In the real estate Traderama, the properties and buildings are almost beside the point now. Fundamentals—supply and demand, leasing trends—are covered perfunctorily in investment committee reports, but the idea isn’t to hold a property and nurture it. It’s to ride an expected market upswing, and sell as soon as possible for as big a gain as possible. Timing plays don’t require much real estate management acumen, and when the Traderama gets going with advisors and investment bankers using Other People’s Money, you have plenty of interchangeable buyers and sellers transacting with one another to keep the prices moving higher and the fees flowing. That’s really all that counts.
Of course, as we all learned just a few short years ago, the Traderama stops cold when it becomes clear properties cannot produce enough to cover expenses. Mortgage markets today remain fairly disciplined and most of the current deals have heavy outlays of cash involved. So we’re a long way from going off any cliff. And fundamentals are (slowly) improving. So in fact there is reason for optimism about a decent year ahead.

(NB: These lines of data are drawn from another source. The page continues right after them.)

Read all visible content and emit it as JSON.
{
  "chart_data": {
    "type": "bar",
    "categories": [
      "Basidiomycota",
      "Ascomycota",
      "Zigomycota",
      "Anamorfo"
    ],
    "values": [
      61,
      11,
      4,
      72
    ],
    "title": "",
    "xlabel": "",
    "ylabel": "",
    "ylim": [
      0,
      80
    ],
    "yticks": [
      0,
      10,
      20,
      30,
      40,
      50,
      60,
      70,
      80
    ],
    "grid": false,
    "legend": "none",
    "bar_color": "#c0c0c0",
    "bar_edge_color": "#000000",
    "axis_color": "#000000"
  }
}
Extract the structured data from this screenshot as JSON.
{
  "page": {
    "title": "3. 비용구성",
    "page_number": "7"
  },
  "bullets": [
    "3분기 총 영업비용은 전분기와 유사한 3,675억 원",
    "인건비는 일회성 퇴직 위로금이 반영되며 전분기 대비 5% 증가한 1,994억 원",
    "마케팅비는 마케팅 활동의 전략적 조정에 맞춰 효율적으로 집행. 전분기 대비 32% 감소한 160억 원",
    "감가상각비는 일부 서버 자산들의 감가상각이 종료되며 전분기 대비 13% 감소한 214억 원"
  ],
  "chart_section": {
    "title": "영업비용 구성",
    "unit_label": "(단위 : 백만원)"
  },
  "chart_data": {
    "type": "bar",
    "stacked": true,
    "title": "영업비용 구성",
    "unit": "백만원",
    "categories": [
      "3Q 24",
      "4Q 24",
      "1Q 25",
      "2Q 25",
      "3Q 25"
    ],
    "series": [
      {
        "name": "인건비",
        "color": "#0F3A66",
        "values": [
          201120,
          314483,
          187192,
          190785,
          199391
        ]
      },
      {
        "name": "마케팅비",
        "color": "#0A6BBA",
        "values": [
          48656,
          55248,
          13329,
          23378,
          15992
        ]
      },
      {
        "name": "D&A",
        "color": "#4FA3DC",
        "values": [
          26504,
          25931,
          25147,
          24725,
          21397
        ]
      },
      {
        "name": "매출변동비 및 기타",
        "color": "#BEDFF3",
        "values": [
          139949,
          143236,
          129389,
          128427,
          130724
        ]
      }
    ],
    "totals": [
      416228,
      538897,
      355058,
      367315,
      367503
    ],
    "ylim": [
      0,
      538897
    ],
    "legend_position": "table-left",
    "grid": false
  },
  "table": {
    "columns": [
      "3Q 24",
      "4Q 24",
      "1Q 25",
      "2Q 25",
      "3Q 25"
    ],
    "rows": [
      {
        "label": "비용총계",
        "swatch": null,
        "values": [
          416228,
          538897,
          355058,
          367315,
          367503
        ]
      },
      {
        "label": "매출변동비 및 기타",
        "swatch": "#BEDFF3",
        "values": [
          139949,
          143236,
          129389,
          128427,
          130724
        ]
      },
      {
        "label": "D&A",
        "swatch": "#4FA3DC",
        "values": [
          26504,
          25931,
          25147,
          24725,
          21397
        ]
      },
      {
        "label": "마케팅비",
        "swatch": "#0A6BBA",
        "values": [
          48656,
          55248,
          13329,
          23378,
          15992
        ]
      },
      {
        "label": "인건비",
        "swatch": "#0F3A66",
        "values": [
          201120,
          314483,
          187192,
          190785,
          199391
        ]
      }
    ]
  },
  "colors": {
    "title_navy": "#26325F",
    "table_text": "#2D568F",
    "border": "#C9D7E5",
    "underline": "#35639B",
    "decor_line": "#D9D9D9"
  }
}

But for any transaction upsurge, players would be wise to pay attention to the anemic U.S. economy, structural shifts in how companies do business, and the beleaguered state of the average American who copes with weakening long-term earnings prospects, depleted savings, and restricted access to easy credit. All these factors will place limits on the length of any Traderama bull market. Then again, in the current moment we don’t have to care. Current nuclear plant meltdowns, the potential for sharply higher energy prices, and widespread public employee layoffs apparently don’t matter in the Traderama bubble when we can cash in now.
Of course, the Traderama extends well beyond real estate. AT&T buying T-Mobile gives more hope to corporate traders that M&A activity will get stoked for more big transaction fees on all fronts. The stock market keeps going up on such happy news and Manhattan co-op prices register upticks as Wall Street folks fatten their wallets.
As long as we can concoct deals, nothing else really matters.